Wednesday, January 28, 2026

Predicting Enantioselectivity via Kinetic Simulations on Gigantic Reaction Path Networks

Yu Harabuchi, Ruben Staub, Min Gao, Nobuya Tsuji, Benjamin List, Alexandre  Varnek, and Satoshi Maeda (2026)
Highlighted by Jan Jensen



The automated predict of chemical reaction networks have thus far been limited to relatively small systems, typically with less than 50 atoms (including Hs) due to computational expense. This study goes significantly beyond this by studying a system with 228 atoms.

This is made possible by three things: 

1. While the system is big, the reaction is relatively simple, so the reaction network is relatively small. 

The reaction is an acid-catalysed cyclisation reaction involving a relatively small and chemically simple molecules. It is the (chiral) acid catalyst that contributes most of the atoms. The reaction itself has three steps: protonation of alkene group, intramolecular C-O bond formation on the activated alkene, deprotonation of the O to regenerate the catalyst. Most of the atoms are chemically inert, and there are 12 chemically active atoms (defined by the user). In all, the study identified 74 possible intermediates/products and only about half of those are chemically distinct if you ignore chirality. 
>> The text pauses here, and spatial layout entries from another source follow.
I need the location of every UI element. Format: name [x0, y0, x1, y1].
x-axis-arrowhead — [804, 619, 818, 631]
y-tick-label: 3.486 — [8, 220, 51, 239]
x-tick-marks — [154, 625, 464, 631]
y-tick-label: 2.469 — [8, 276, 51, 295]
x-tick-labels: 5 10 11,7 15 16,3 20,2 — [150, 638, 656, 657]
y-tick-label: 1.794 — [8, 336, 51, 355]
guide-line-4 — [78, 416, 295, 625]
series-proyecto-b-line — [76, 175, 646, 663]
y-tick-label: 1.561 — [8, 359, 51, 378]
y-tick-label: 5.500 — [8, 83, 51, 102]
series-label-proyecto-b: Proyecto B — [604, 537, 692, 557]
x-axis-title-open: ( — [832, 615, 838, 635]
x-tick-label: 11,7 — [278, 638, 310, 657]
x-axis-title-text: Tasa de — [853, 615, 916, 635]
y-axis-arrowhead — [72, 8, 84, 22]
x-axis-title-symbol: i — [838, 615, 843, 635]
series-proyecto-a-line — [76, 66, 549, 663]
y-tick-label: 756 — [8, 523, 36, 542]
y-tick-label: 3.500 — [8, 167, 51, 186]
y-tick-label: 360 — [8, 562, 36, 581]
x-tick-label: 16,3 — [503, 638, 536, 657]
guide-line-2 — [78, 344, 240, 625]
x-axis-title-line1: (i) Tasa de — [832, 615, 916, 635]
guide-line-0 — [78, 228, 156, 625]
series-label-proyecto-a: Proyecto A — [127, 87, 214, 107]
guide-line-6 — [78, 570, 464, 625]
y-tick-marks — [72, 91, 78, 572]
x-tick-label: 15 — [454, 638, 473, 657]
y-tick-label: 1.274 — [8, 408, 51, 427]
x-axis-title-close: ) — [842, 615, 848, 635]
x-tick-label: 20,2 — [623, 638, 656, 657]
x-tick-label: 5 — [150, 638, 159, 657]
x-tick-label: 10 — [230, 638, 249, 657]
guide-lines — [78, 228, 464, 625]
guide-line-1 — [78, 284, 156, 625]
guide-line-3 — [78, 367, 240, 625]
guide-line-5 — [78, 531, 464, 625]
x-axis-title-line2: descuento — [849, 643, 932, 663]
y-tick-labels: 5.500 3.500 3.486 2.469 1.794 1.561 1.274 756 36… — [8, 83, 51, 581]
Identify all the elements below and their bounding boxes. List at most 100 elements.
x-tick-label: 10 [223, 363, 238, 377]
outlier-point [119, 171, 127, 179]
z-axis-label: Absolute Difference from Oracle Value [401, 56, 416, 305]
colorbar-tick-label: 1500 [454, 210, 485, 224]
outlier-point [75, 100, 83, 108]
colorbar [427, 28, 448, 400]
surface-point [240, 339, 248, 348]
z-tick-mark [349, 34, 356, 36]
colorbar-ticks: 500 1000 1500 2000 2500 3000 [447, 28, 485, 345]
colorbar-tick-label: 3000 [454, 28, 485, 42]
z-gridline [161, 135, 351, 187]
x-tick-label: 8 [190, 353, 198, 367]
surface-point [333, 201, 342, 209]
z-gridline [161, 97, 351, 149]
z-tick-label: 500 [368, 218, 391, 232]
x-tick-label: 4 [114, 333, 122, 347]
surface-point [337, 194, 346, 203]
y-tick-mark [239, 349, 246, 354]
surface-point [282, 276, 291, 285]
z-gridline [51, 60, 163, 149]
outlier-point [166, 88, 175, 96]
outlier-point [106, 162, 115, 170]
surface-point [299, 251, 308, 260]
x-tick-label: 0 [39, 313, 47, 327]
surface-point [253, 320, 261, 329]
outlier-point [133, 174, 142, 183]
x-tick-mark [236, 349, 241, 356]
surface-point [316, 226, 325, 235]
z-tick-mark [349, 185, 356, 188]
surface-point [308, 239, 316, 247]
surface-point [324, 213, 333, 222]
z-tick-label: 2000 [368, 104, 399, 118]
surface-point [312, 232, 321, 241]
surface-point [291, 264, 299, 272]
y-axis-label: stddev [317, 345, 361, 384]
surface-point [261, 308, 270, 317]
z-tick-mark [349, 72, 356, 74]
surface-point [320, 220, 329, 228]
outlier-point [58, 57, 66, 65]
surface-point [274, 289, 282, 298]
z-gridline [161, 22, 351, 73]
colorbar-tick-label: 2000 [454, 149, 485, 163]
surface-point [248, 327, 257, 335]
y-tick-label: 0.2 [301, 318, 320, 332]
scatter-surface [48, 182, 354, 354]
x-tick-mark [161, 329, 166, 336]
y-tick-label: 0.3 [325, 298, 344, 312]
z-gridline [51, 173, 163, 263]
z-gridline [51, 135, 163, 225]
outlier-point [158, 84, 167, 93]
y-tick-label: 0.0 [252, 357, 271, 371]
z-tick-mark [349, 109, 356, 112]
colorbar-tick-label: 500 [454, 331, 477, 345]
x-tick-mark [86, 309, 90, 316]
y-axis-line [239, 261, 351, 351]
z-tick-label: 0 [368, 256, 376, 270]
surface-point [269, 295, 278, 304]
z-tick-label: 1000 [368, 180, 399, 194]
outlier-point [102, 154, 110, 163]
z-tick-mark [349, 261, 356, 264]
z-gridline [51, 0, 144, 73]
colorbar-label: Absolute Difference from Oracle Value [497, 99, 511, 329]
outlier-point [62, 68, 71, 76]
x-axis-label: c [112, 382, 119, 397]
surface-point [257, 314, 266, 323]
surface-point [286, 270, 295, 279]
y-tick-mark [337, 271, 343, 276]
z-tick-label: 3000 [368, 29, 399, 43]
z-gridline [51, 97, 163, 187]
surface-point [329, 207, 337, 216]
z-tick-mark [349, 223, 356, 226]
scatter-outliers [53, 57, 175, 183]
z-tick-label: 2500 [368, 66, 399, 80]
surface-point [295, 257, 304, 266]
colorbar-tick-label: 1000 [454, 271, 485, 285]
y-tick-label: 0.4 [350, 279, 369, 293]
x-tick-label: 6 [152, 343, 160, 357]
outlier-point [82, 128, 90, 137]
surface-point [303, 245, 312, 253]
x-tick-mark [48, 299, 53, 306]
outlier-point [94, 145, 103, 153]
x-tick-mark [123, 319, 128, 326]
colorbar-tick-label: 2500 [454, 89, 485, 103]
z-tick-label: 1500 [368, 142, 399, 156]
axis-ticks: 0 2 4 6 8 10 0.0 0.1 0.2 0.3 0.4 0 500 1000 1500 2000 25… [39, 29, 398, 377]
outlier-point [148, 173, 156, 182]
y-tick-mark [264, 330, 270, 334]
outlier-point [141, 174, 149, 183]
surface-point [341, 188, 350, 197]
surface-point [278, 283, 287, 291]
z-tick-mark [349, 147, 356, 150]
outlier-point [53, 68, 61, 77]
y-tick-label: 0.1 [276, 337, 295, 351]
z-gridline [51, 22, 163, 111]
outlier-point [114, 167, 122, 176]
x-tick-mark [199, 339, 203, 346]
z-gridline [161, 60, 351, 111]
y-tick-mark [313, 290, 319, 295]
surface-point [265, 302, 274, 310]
2. Cheap surrogate energy function

They use a Δ-ML approach that corrects the xTB energy and gradient to obtain better accuracy. The ML model is trained on-the-fly against DFT calculations. 

3. Massive computational resources 

In spite of 1 and 2 they this study required massive computational resources. They don't address this point specifically, other than to mention that it requires millions of gradient evaluations, but Maeda stressed this point during his talk at the WATOC last year. 

So this is not exactly a routine application.